Глубоко погружался юноша в эти мечты, в эти хитросплетения одухотворенных чувств. В них поднималось вновь не только чарующее, милое прошлое: детство и материнская любовь, сияющее золотое утро жизни; в них таилось и грозное обещание, манящее и опасное будущее. Иногда эти мечтания, в которых мать, Пречистая Дева и возлюбленная объединялись, казались ему потом ужасным преступлением и кощунством, смертным грехом, который никогда уже не искупить; в другой раз он находил в них спасение, совершенную гармонию. Полная тайн, жизнь не отводила от него глаз, темный загадочный мир, застывший ощетинившийся лес, исполненный сказочных опасностей, – все это были тайны матери, исходили от нее, вели к ней, они были маленьким темным кругом, маленькой грозящей бездной в ее светлом взоре.
Многое из забытого детства всплывало в этих мечтаниях о матери; из бесконечных глубин и утрат расцветало множество маленьких цветов-воспоминаний, мило выглядывали они, благоухали, полные предчувствий, напоминая о детских ощущениях – то ли переживаниях, то ли мечтах. Иногда ему грезились рыбы, черные и серебристые: они подплывали к нему, прохладные и гладкие, проплывали в него, через него, были как посланцы дивных вестей счастья из какой-то более прекрасной действительности; превращаясь в тени, виляя хвостами, исчезали, оставляя вместо вестей новые тайны. Часто виделись ему плывущие рыбы и летящие птицы, и каждая рыба или птица была его созданием, зависела от него, и он управлял ими, как своим дыханием, излучал их из себя, как взгляд, как мысль, возвращал назад в себя. О саде грезил он часто, волшебном саде со сказочными деревьями, огромными цветами, глубокими темно-голубыми гротами; из трав сверкали глазами незнакомые животные, по ветвям скользили гладкие, упругие змеи; лозы и кустарники были усыпаны огромными влажно блестевшими ягодами; они наливались в его руке, когда он срывал их, и сочились теплым, как кровь, соком или имели глаза и поводили ими томно и лукаво; он прислонялся к дереву, хватался за сук и видел между стволом и суком комок спутанных волос, как под мышкой. Однажды он увидел во сне себя или своего святого, Хризостома, Златоуста, у него были золотые уста, и он говорил этими устами слова, и слова, как маленькие роящиеся птицы, вылетали порхающими стаями.

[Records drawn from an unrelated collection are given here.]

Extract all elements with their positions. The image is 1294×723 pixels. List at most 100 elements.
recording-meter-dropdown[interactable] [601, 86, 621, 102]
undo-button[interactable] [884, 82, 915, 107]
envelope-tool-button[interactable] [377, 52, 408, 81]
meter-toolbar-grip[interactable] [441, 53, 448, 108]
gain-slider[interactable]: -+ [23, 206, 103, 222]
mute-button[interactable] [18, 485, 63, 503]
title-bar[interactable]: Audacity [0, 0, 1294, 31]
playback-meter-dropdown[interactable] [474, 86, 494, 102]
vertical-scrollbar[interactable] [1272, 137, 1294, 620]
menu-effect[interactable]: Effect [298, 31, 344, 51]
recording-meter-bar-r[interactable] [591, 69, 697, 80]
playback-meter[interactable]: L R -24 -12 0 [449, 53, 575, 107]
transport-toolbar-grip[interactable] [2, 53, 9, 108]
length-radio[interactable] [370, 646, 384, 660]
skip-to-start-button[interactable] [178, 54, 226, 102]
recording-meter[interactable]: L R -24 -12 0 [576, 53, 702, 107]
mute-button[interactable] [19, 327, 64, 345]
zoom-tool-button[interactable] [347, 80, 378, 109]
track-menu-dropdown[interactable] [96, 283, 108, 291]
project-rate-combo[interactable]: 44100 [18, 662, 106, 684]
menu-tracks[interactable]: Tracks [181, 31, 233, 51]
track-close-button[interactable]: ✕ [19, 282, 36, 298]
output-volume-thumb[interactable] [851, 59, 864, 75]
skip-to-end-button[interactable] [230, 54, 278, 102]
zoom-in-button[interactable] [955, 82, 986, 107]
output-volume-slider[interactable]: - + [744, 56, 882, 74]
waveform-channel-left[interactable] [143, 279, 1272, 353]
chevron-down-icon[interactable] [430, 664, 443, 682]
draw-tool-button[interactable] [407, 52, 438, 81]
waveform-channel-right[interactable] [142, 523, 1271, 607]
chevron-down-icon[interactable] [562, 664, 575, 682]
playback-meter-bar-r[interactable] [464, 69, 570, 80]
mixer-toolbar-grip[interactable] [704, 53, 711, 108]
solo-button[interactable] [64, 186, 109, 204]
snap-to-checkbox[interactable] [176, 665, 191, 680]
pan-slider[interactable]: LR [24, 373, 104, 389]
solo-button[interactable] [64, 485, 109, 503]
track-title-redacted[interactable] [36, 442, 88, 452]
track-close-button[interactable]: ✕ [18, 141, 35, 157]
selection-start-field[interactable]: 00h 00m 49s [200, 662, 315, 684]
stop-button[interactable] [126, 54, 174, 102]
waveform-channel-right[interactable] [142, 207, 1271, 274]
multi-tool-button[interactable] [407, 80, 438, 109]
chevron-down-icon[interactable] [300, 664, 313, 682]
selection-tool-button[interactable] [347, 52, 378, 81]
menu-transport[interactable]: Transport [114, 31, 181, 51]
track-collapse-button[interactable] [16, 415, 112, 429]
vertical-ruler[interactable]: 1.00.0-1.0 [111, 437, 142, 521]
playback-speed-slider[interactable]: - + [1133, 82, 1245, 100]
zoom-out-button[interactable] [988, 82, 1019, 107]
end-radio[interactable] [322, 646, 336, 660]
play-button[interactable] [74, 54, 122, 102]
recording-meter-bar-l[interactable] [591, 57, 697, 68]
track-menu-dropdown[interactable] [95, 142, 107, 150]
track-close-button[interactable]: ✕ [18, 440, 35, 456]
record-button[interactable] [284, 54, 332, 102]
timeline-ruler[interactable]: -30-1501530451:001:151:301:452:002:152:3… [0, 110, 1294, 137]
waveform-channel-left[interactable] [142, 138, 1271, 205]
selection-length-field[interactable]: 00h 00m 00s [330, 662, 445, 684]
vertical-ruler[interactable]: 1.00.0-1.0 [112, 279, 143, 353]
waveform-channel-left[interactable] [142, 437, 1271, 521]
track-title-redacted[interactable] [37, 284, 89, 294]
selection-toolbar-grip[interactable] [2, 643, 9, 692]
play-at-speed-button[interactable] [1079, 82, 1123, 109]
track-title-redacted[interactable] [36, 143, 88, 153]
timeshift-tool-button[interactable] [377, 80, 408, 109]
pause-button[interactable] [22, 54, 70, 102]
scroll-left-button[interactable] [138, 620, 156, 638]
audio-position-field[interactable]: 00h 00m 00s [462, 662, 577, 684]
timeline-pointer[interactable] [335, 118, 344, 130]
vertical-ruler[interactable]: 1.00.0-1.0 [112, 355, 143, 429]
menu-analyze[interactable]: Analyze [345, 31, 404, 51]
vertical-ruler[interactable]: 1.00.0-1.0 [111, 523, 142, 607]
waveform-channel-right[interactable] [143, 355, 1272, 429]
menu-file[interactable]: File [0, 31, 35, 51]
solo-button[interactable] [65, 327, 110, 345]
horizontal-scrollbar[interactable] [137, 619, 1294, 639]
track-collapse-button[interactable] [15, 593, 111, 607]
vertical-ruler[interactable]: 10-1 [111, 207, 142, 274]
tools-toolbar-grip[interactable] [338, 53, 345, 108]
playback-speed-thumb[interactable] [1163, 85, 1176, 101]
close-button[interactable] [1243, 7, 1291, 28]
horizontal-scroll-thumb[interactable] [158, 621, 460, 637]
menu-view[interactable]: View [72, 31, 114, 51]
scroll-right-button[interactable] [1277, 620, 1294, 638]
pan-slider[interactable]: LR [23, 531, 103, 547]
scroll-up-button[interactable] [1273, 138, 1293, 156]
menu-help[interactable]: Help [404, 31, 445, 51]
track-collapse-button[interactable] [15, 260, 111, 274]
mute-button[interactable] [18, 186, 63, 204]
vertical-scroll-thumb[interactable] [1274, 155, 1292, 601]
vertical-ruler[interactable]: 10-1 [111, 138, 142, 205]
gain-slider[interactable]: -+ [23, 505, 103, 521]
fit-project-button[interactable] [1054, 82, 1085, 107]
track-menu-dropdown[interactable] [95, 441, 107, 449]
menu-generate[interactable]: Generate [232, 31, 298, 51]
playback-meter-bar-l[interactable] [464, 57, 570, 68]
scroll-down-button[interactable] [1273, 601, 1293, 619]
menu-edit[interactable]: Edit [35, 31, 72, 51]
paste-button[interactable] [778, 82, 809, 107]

Однажды ему приснилось: он был взрослым, но сидел на земле, как ребенок, перед ним лежала глина, и он лепил из нее фигуры – лошадку, быка, маленького мужчину, маленькую женщину. Ему нравилось лепить, но он делал животным и людям до смешного большие половые органы, во сне это казалось ему очень забавным. Устав от игры, он пошел было дальше и вдруг почувствовал, что сзади что-то ожило, что-то огромное беззвучно приближалось; он оглянулся и с глубоким удивлением и страхом, хотя и не без радости, увидел, что его маленькие глиняные фигурки стали большими и ожили. Огромные безмолвные великаны прошли мимо него, все возрастая; молча шли они дальше в мир, высокие, как башни.
В этом мире грез он жил больше, чем в действительности. Действительный мир – классная комната, монастырский двор, библиотека, дортуар и часовня – был лишь поверхностью, тонкой пульсирующей оболочкой над сверхреальным миром образов, полным грез. Самой малости было достаточно, чтобы пробить эту тонкую оболочку: какого-нибудь необычного звучания греческого слова во время обычного урока, волны аромата трав из сумки патера Ансельма, увлекающегося ботаникой, взгляда на завиток каменного листа, свешивающегося с колонны оконной арки, – этих малых побуждений хватало, чтобы за безмятежной действительностью без прикрас отверзлись ревущие бездны, потоки и млечные пути мира душевных образов. Латинский инициал становился благоухающим лицом матери, протяжные звуки «Аве Мария» – вратами рая, греческая буква – несущимся конем, приподнявшейся было змеей, спокойно скользившей меж цветов, и вот уже опять вместо них застывшая страница грамматики.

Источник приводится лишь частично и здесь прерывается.